Le gouvernement souhaite "assurer la continuité de l'activité" des transactions immobilières, a indiqué le cabinet du ministre chargé du logement après une réunion le 24 mars entre les fédérations de professionnels et le Conseil supérieur du notariat. Cette réunion faisait suite à un vif échange entre la Fédération nationale de l'immobilier (FNAIM) et le conseil supérieur du notariat (CSN). Tout a commencé par une lettre du président de la FNAIM au ministre pour dénoncer l’attitude de refus pur et simple de nombreux notaires d’authentifier des actes qui leur étaient demandés, malgré l’annonce par le CSN de la fermeture de l’accueil du public dans les offices tout en assumant leur obligation de service public, notamment via le télétravail. Et de demander au gouvernement d’intervenir auprès du CSN, car ce refus avait des conséquences pour les agents immobiliers impliqués dans les transactions qui ne pouvaient être actées – 100.000 ventes seraient ainsi en instance de réitération –, les mettant en difficulté, car la signature de l’acte authentique conditionne la perception par les agences de leurs honoraires de négociation. Or, fait valoir le président de la FNAIM, beaucoup d’adhérents de sa fédération n’ont que l’activité de transactions immobilières et sont de très petites entreprises, particulièrement touchées par la réduction d’activité brutale qu’elles subissent.

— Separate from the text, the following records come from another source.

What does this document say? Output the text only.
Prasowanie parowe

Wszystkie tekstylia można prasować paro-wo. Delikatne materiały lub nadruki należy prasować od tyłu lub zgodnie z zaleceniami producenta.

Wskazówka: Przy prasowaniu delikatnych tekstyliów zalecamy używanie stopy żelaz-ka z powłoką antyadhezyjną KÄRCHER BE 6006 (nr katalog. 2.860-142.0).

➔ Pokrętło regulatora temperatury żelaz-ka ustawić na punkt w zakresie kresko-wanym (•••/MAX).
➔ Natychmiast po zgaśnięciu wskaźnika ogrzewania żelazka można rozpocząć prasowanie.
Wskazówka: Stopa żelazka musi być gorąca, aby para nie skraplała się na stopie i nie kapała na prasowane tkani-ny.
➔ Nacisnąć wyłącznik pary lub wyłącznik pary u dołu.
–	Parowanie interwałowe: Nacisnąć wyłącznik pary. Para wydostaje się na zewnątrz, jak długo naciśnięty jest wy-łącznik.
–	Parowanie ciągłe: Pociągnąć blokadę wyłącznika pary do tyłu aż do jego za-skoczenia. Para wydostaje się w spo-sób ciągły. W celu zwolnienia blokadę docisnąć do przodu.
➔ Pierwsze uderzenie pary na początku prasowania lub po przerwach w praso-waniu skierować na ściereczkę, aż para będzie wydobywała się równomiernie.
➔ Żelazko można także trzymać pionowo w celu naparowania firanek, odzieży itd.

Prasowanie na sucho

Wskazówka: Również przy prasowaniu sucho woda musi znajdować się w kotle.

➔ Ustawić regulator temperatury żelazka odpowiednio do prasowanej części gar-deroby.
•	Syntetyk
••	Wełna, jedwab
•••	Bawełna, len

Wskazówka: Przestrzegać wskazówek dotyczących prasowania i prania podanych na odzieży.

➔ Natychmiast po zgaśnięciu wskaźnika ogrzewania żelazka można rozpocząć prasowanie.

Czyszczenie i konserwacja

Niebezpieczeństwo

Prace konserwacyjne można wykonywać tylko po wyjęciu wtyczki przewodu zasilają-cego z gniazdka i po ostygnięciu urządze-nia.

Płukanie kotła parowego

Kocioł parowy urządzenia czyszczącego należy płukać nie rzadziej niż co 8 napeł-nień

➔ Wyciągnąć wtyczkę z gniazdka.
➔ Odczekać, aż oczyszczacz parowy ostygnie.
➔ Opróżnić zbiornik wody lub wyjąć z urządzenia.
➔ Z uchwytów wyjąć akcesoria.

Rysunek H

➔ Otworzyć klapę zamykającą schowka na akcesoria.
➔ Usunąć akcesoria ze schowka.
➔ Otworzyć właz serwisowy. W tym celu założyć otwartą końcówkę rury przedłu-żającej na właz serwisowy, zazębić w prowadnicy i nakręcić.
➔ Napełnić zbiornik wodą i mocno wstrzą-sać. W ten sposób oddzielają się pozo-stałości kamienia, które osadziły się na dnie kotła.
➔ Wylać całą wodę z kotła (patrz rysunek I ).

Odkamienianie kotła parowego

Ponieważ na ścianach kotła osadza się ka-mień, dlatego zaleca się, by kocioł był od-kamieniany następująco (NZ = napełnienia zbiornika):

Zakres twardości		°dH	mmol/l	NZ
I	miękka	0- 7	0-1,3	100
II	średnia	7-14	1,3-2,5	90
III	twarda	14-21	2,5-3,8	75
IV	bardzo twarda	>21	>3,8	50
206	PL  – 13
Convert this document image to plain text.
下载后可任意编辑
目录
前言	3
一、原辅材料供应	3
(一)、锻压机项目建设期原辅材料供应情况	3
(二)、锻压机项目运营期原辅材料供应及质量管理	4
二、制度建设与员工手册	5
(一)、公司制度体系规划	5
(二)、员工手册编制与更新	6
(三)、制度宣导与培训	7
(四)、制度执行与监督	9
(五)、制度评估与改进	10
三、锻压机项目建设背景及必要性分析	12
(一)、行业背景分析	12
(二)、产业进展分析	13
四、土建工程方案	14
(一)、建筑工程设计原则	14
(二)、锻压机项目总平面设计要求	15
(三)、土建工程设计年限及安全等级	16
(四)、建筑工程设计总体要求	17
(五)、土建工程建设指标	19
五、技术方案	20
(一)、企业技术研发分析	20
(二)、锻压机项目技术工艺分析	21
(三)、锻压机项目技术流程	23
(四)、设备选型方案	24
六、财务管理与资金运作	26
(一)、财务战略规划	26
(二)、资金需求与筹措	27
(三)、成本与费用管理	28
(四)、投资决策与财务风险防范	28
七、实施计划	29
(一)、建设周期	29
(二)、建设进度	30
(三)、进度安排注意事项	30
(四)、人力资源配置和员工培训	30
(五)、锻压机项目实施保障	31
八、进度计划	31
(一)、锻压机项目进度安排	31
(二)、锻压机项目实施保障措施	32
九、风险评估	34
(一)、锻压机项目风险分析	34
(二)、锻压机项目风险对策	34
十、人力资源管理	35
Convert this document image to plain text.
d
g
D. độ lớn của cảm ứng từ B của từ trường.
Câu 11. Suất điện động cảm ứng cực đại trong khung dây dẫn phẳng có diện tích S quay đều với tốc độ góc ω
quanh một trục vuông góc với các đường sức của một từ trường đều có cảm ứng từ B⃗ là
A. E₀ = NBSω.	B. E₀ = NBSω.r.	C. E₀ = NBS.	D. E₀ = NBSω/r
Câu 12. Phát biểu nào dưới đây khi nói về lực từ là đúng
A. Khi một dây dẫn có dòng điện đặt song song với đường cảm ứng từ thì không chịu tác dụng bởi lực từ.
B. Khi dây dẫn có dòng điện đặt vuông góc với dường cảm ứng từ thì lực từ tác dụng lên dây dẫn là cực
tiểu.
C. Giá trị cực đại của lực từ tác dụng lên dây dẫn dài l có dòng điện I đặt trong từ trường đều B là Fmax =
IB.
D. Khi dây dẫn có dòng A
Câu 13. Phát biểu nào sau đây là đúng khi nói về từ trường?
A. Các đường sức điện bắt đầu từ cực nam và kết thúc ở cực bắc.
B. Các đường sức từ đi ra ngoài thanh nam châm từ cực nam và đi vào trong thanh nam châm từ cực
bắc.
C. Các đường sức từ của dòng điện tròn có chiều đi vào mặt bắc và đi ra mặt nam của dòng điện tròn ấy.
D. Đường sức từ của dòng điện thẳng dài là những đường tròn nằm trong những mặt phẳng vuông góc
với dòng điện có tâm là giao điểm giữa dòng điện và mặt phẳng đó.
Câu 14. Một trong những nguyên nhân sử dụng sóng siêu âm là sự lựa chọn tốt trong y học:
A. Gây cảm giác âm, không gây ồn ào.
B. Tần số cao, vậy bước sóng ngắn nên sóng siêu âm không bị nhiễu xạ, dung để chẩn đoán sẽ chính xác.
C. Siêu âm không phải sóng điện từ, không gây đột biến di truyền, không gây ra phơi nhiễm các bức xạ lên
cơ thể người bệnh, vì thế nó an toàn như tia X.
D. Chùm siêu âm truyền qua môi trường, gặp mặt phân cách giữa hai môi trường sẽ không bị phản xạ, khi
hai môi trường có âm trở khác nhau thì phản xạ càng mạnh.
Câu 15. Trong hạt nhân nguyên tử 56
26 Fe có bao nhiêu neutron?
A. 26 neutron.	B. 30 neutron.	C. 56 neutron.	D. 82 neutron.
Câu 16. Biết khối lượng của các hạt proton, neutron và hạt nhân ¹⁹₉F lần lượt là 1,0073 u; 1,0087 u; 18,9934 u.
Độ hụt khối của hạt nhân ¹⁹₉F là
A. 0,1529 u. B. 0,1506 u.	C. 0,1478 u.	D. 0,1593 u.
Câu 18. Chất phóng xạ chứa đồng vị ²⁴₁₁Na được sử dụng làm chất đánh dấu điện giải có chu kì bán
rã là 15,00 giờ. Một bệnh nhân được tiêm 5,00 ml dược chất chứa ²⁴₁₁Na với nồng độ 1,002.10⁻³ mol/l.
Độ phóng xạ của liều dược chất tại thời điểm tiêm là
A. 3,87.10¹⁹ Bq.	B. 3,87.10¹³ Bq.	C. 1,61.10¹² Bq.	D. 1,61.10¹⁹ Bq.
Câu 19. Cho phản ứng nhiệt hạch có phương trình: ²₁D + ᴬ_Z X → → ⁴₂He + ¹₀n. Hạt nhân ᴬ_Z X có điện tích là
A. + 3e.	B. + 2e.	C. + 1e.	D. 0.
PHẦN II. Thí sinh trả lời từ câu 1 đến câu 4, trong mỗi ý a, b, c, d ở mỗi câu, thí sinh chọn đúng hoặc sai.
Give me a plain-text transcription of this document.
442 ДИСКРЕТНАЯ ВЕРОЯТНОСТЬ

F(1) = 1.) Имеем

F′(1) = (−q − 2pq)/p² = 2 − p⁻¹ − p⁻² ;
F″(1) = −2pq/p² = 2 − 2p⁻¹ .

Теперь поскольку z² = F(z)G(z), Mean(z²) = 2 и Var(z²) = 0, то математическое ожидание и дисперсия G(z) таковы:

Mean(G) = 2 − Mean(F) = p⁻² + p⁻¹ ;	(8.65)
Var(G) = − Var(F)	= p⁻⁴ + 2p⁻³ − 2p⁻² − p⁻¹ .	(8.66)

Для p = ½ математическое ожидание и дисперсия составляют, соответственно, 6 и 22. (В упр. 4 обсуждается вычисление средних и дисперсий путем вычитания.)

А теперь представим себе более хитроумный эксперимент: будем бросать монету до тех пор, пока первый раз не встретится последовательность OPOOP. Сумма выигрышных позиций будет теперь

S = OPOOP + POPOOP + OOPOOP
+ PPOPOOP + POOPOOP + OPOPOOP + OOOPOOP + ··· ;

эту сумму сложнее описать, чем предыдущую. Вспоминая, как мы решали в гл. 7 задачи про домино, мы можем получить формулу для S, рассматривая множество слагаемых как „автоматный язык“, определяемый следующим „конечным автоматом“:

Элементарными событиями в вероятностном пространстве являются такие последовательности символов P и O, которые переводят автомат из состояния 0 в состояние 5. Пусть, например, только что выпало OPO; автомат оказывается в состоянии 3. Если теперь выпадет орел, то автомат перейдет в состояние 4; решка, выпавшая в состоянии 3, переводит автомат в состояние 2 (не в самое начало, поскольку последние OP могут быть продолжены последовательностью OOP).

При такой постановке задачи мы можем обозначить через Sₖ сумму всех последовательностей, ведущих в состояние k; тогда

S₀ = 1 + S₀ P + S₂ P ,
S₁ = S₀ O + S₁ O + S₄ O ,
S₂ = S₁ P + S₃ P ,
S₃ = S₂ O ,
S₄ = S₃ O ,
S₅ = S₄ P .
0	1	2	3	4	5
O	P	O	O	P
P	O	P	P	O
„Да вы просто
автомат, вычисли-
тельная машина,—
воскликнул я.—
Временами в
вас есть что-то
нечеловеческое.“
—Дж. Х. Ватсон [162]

La réponse cinglante de Jean-François Humbert, président du CSN, a révélé un contentieux plus profond, lié au lancement par la FNAIM à l’occasion de son congrès de décembre dernier du « caducée ». Le président du CSN, tout en qualifiant la demande de la FNAIM de "revendication d’intérêts catégoriels en cette période de péril grave pour le monde", révèle que le CSN a assigné la FNAIM en référé pour "détournement d’emblèmes de l’État", et analyse cette mise en cause des notaires comme une tentative de réponse à cette assignation… S’en est suivi une très violente campagne de nombreux notaires sur les réseaux sociaux contre le président de la FNAIM, réveillant la virulence observée à l’époque des lois ALUR et Macron…
La réunion du 24 mars a permis, selon le cabinet du ministre, aux fédérations professionnelles (FNAIM, Unis, SNPI, Plurience), aux représentant des promoteurs (FPI, Afil) et au Conseil supérieur du notariat "d'échanger sur leurs difficultés respectives et d'organiser la continuité d'activités". Objectif qui n'est pas forcément partagé par tout le monde, certains professionnels estimant que "le maintien de l'activité immobilière n'est pas forcément "indispensable au pays au ces temps difficiles". C'est le cas d'un directeur de réseau d'agences, Frédéric Ibanez, qui a publié une lettre ouverte très critique à l'égard du président de la FNAIM, ponctuée de "j'accuse". De son côté, le CSN, en la personne de son président Jean-François Humbert, a démenti tout refus généralisé. Les notaires "ne renoncent pas [...] à leur mission de service public", a-t-il indiqué, mais la profession est "tributaire, dans l'exercice de sa mission, de la disponibilité de partenaires et de services publics également impactés par la crise".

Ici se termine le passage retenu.